This is a lovely lemon cake with citrusy goodness in every bite. The “drizzle” is sugar dissolved in lemon juice and poured over the cake which has holes poked in the surface with a skewer to absorb the liquid.
- 1 1/2 cups flour
- 1 teaspoon baking powder
- 1/2 teaspoon salt
- 1 cup granulated sugar
- 1/2 cup butter, softened
- 2 large eggs
- 1 teaspoon vanilla extract
- zest of 2 lemons
- 1/2 cup milk
- Preheat oven to 350º. Grease a loaf pan, and line it with parchment paper.
- In a small bowl, whisk the flour, baking powder, and salt. In a large bowl, cream the sugar and butter. Add the eggs one at a time, then the vanilla and lemon zest.

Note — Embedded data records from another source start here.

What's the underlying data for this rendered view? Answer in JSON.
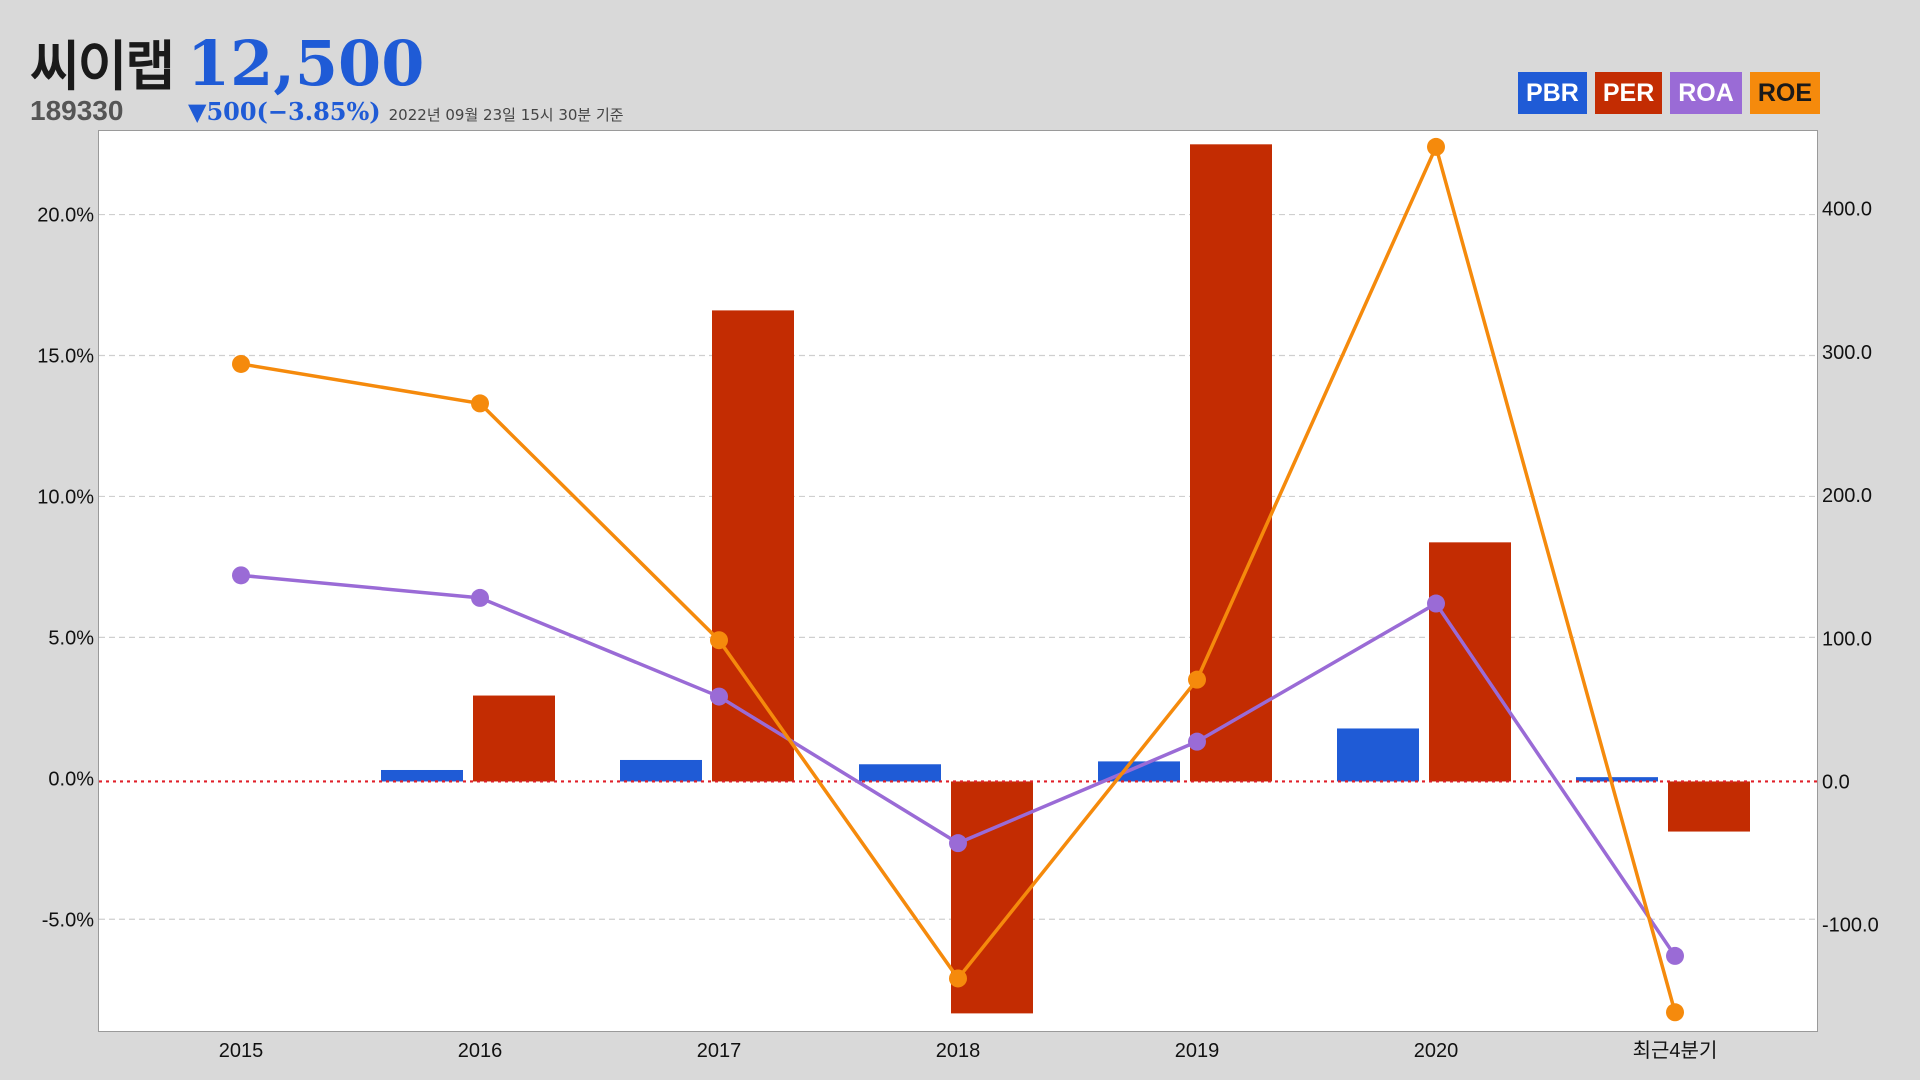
{
  "header": {
    "name": "씨이랩",
    "price": "12,500",
    "code": "189330",
    "change": "▼500(−3.85%)",
    "date": "2022년 09월 23일 15시 30분 기준"
  },
  "legend": [
    {
      "label": "PBR",
      "color": "#1f5bd6"
    },
    {
      "label": "PER",
      "color": "#c32c02"
    },
    {
      "label": "ROA",
      "color": "#9a6bd6"
    },
    {
      "label": "ROE",
      "color": "#f58a0c"
    }
  ],
  "chart_data": {
    "type": "bar",
    "categories": [
      "2015",
      "2016",
      "2017",
      "2018",
      "2019",
      "2020",
      "최근4분기"
    ],
    "left_axis": {
      "ticks": [
        "20.0%",
        "15.0%",
        "10.0%",
        "5.0%",
        "0.0%",
        "-5.0%"
      ],
      "range": [
        -9.0,
        23.0
      ]
    },
    "right_axis": {
      "ticks": [
        "400.0",
        "300.0",
        "200.0",
        "100.0",
        "0.0",
        "-100.0"
      ],
      "range": [
        -175.0,
        455.0
      ]
    },
    "grid": true,
    "zero_line": "red-dotted",
    "legend_position": "top-right",
    "series": [
      {
        "name": "PBR",
        "type": "bar",
        "axis": "right",
        "color": "#1f5bd6",
        "values": [
          null,
          8.0,
          15.0,
          12.0,
          14.0,
          37.0,
          3.0
        ]
      },
      {
        "name": "PER",
        "type": "bar",
        "axis": "right",
        "color": "#c32c02",
        "values": [
          null,
          60.0,
          329.0,
          -162.0,
          445.0,
          167.0,
          -35.0
        ]
      },
      {
        "name": "ROA",
        "type": "line",
        "axis": "left",
        "color": "#9a6bd6",
        "values": [
          7.2,
          6.4,
          2.9,
          -2.3,
          1.3,
          6.2,
          -6.3
        ]
      },
      {
        "name": "ROE",
        "type": "line",
        "axis": "left",
        "color": "#f58a0c",
        "values": [
          14.7,
          13.3,
          4.9,
          -7.1,
          3.5,
          22.4,
          -8.3
        ]
      }
    ]
  }
}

- Alternate the flour mixture and the milk. Pour into prepared pan and bake for 45 to 50 minutes, test with a toothpick. Leave cake in loaf pan.
- juice of 2 lemons
- 1/3 cup granulated sugar
- Whisk the lemon juice and sugar in a small sauce pan over medium heat until the sugar dissolves.
- Poke holes in the cake with a skewer, and pour the glaze over the cake. Let cool in pan before serving.